The British pound fluctuated during the trading session on Wednesday as we continue to look at the 1.38 level as somewhat important. Nonetheless, when you look at the overall attitude of the markets lately, we have formed a bit of an “H pattern”, and it looks like even though we did rally a bit in general, the market is more than likely going to continue to reach down towards the 1.36 level, an area that also coincides nicely with the 200-day EMA.
Looking at the 1.36 level, we have seen support multiple times there, so I do think it is probably only a matter of time before buyers would jump into that market. If we break down below that, it opens up a bit of a “trapdoor” towards the 1.35 handle. Breaking down below the 1.35 handle is an extraordinarily negative turn of events, perhaps ending the overall uptrend. If that happens, I anticipate that the British pound would probably drop all the way down to the 1.30 level.

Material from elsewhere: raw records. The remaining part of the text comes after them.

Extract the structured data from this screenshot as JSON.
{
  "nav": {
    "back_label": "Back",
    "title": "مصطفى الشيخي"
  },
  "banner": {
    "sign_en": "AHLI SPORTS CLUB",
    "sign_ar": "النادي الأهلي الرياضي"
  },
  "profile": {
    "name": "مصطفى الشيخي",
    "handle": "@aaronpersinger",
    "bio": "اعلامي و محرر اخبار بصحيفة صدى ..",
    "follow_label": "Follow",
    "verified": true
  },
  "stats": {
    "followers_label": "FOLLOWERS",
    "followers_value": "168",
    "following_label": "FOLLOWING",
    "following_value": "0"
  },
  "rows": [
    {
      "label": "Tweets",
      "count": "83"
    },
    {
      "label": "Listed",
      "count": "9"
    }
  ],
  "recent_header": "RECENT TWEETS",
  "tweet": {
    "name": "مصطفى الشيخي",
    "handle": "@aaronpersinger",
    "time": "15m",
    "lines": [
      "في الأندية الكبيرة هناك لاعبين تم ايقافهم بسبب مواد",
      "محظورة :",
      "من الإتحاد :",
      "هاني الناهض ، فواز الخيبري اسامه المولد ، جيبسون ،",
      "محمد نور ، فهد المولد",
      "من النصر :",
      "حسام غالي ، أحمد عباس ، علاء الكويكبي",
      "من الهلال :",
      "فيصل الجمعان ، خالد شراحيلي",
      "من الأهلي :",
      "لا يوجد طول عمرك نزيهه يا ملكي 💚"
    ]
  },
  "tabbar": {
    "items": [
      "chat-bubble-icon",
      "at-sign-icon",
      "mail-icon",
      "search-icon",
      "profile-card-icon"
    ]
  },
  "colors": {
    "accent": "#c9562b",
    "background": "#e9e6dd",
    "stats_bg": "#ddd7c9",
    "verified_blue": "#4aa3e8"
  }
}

It is interesting to see how this market is behaving, though, because the British pound itself has been one of the stronger currencies until recently, at least in terms of the way it behaves against the greenback. The US dollar has been strengthening, so although the market is likely to see a little bit more stability in the British pound than some other currencies, at the end of the day the US dollar tends to move in the same direction overall. With this, I think that the market will be very choppy and noisy, but as far as buying is concerned, we have a ways to go before I would put any money to work.
I need to see at the very least the highs from the Tuesday session to even think about going long, but I would be much more comfortable if we can break above the 50-day EMA, or even the 1.40 handle. If and when we can get above there, then it is possible that we might see the 1.42 level come into the picture, as it has been massive resistance multiple times in the past. If we break down below the 1.37 handle, for me it confirms the massive “double top” that people have been suggesting might be there.